Roberto Felice Caporali1, Jayeshkumar Patel2, Oliver Howell3, sander strengholt4, Hannah Jones3 and Peter Taylor5, 1University of Milan, Milano, Italy, 2AbbVie, Inc., North Chicago, IL, 3Adelphi Real World, Bollington, United Kingdom, 4AbbVie, Inc., Abcoude, Netherlands, 5University of Oxford, Oxford, United Kingdom
Background/Purpose: Upadacitinib (UPA), a Janus kinase inhibitor, is a newly approved advanced therapy for patients (pts) with rheumatoid arthritis (RA), thus real-world evidence is lacking. The objective of this analysis was to describe the characteristics and outcomes of pts with RA initiating UPA in real-world clinical practice in the EU, Canada, and Japan.
Methods: This study utilized data from the Adelphi RA Disease Specific Programme™, a point-in-time survey administered to rheumatologists and pts from July 2021 to February 2022. Rheumatologists from Germany, France, Italy, Spain, the UK, Canada, and Japan were included in this analysis. Rheumatologists (n=410) completed online patient record forms for 746 RA pts who received UPA for ≥6 months; eligible pts had a ≥12-month treatment history prior to UPA initiation (baseline). Physicians and pts provided data on pts demographic and clinical characteristics, treatment history, and disease outcomes. Findings reported here include physician-reported disease activity (within the following DAS28 boundaries: inactive = < 2.6; low = 2.6–3.2; moderate = 3.3–5.1; high = >5.6), pain, tender/swollen joint counts at UPA initiation and the most recent follow-up (≥6 months from UPA initiation), motivations for choosing UPA, and treatment satisfaction. Patient-reported treatment satisfaction, fatigue (Functional Assessment of Chronic Illness Therapy – Fatigue [FACIT-F]), and functional status (Health Assessment Questionnaire – Disability Index [HAQ-DI]) are also reported.

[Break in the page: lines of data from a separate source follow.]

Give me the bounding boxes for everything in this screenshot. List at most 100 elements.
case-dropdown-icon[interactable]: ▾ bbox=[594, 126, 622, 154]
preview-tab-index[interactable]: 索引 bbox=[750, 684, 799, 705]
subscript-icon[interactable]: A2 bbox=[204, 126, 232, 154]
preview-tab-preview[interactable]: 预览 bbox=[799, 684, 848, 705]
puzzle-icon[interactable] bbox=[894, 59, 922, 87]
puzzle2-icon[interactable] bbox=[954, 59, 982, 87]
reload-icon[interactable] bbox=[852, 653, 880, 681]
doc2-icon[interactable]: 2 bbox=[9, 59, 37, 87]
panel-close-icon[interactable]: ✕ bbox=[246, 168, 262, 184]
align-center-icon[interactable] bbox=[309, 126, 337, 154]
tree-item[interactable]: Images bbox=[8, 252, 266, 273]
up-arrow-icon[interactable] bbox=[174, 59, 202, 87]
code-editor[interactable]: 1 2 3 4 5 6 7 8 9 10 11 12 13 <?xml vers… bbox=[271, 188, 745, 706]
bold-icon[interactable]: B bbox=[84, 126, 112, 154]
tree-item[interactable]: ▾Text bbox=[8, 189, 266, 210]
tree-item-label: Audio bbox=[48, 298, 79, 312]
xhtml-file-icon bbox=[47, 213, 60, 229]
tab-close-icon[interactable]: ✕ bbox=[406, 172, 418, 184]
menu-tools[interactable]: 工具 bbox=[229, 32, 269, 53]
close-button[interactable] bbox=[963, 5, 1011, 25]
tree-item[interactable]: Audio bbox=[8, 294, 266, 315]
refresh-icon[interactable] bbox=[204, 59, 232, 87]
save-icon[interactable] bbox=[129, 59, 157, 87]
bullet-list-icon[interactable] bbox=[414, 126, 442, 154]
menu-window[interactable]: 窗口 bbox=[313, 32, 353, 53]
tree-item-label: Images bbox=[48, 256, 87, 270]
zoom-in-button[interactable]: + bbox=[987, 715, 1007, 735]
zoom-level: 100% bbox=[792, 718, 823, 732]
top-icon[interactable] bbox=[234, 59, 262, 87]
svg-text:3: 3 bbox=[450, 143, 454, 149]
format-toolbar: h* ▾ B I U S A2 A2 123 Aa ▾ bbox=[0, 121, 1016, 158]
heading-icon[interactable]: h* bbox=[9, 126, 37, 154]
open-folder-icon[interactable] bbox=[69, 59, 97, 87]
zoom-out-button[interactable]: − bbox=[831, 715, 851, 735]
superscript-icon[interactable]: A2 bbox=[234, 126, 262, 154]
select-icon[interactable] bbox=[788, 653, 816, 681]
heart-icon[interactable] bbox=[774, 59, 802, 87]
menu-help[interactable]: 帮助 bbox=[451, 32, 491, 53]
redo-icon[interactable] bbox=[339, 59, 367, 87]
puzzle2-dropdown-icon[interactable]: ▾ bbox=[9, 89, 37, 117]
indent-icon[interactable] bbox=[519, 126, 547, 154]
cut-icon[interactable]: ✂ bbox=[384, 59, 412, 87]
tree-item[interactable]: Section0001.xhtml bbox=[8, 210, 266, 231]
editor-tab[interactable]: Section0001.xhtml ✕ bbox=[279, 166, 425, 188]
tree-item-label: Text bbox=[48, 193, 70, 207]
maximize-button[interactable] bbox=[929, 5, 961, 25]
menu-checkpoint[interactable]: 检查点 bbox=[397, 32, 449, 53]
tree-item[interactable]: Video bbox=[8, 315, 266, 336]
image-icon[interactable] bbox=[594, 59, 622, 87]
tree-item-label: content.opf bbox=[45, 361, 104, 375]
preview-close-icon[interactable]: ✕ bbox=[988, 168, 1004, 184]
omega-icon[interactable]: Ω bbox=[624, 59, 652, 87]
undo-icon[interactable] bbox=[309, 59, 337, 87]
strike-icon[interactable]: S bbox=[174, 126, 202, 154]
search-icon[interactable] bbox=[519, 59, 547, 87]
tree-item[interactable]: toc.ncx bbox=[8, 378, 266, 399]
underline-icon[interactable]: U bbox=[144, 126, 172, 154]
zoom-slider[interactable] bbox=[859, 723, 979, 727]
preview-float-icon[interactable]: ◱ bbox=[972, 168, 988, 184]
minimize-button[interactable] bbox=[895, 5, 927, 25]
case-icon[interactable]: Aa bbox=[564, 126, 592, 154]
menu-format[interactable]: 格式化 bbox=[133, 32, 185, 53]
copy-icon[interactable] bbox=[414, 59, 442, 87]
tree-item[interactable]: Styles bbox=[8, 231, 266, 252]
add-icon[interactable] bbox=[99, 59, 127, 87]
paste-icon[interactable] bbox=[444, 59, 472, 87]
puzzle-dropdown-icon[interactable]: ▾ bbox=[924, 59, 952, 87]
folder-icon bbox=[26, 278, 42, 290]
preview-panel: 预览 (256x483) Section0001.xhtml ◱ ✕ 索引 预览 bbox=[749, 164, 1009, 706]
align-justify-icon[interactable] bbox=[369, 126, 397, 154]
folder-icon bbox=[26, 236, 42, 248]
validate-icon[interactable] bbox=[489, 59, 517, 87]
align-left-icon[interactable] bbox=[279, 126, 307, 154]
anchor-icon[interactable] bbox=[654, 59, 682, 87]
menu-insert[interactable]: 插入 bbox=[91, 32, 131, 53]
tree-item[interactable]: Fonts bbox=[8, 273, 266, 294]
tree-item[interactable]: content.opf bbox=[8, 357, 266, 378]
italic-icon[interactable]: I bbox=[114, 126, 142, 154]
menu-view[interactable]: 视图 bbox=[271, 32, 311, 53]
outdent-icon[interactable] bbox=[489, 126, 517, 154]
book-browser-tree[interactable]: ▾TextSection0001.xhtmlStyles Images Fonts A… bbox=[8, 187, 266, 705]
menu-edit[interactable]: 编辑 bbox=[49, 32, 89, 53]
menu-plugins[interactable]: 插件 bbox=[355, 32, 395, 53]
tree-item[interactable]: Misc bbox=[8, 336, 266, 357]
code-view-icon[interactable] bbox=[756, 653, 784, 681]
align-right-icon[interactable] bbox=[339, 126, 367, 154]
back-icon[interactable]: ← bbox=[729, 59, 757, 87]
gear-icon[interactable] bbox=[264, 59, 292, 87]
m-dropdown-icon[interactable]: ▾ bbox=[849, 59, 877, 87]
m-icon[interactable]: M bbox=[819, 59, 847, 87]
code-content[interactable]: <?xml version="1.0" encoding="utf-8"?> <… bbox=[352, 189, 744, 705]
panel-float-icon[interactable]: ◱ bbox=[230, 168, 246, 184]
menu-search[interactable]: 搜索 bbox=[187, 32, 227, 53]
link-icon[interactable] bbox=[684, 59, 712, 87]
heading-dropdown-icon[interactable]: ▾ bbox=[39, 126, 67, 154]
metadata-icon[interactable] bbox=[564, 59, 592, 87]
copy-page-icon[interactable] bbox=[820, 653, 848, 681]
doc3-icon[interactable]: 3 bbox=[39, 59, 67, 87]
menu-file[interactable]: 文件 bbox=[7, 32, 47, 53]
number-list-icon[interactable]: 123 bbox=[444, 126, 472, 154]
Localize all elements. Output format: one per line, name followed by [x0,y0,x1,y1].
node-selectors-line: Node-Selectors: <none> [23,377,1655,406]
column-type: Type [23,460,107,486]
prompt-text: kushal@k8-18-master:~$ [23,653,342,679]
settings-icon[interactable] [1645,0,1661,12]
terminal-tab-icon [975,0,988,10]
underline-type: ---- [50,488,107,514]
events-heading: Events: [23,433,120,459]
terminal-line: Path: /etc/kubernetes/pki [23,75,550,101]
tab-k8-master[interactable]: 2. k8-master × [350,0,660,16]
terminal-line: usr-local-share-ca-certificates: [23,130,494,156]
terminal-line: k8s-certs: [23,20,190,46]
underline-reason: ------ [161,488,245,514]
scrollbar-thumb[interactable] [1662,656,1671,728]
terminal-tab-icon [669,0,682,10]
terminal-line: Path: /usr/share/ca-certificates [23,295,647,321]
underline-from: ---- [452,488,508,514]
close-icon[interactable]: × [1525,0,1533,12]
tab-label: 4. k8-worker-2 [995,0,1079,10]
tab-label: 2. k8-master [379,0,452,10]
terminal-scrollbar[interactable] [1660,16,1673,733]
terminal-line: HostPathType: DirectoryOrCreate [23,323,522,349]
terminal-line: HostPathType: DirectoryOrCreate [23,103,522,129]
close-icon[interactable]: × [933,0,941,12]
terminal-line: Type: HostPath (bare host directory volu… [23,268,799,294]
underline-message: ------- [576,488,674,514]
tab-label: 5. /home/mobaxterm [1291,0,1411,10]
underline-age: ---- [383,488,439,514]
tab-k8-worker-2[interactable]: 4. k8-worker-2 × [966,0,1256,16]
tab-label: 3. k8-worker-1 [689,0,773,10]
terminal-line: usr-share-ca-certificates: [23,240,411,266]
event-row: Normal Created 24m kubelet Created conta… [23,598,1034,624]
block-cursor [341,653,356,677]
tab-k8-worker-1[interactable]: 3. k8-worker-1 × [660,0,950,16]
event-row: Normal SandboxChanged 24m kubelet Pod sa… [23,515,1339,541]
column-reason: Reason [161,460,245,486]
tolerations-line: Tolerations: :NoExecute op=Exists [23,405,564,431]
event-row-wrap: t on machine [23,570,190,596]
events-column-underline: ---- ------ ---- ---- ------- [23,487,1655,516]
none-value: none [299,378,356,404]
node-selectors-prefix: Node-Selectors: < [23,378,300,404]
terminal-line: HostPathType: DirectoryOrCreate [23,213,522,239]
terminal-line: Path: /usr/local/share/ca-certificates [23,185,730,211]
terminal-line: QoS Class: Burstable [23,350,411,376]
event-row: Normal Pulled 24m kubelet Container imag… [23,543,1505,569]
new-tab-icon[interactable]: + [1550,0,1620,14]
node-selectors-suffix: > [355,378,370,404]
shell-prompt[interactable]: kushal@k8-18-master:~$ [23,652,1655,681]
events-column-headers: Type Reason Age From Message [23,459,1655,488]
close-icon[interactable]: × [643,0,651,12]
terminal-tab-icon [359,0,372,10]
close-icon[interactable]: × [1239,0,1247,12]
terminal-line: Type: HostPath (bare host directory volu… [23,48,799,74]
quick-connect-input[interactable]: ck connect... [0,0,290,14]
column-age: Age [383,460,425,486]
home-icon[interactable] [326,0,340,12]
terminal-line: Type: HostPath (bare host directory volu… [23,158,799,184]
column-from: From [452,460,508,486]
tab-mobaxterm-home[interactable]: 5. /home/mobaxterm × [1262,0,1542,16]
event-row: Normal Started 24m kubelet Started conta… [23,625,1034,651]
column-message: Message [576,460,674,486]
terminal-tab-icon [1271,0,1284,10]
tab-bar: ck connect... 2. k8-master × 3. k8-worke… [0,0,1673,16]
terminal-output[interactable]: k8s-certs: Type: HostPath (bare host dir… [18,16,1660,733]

Results: The mean (standard deviation [SD]) age of pts included in the analysis was 54.4 ± 11.8 years with a mean time since diagnosis of 6.8 ± 5.8 years; 67.0% were female. Over a third of pts (35.0%) received UPA as 1st line advanced therapy; among those taking UPA as ≥2nd line therapy, 70.9% had received a TNFi (Figure 1a-b). Compared to baseline, fewer pts continued use of steroids and conventional synthetic DMARDs (Figure 1c) at follow-up. At UPA initiation, most pts had moderate/high (45.0%/25.1%) disease activity and moderate/severe (47.7%/39.1%) pain (Figure 2a-b). At follow-up, 49.3% had inactive disease and >83% reported mild or no pain. Patients also had marked reductions from baseline in tender and swollen joint counts at follow-up (Figure 2c). Fifty-seven percent of pts achieved normative values in FACIT-F (≥40.1) and 30% achieved normative HAQ-DI scores (≤0.25). Improvement in joint mobility and reduction of joint tenderness or joint pain during movement or rest were identified by physicians as the drivers of disease improvement (Figure 3a). Moreover, physicians reported strong overall efficacy and fast onset of action as reasons for prescribing UPA (Figure 3b). Most physicians were satisfied (44.9%) or very satisfied (45.7%) with the current treatment, as were most pts (satisfied: 43.3%; very satisfied: 40.9%; Figure 3c).
Conclusion: This analysis of real-world data in European, Canadian, and Japanese pts with RA demonstrated that pts receiving UPA for ≥6 months have improved disease and pain severity, joint tenderness, and joint mobility. Overall, most physicians and pts were satisfied or very satisfied with current disease control with UPA.
Disclosures: R. Caporali, AbbVie, Celltrion, Fresenius-Kabi, Galapagos, Janssen, Pfizer, Roche, UCB, Eli Lilly, Gilead, Sanofi; J. Patel, AbbVie; O. Howell, Adelphi Real World, AbbVie; s. strengholt, AbbVie; H. Jones, Adelphi Real World, AbbVie; P. Taylor, Biogen, Celltrion, Eli Lilly, Fresenius Kabi, Gilead, GlaxoSmithKlein(GSK), Janssen, Nordic Pharma, Pfizer, Roche, Sanofi, UCB, Galapagos, Abbvie.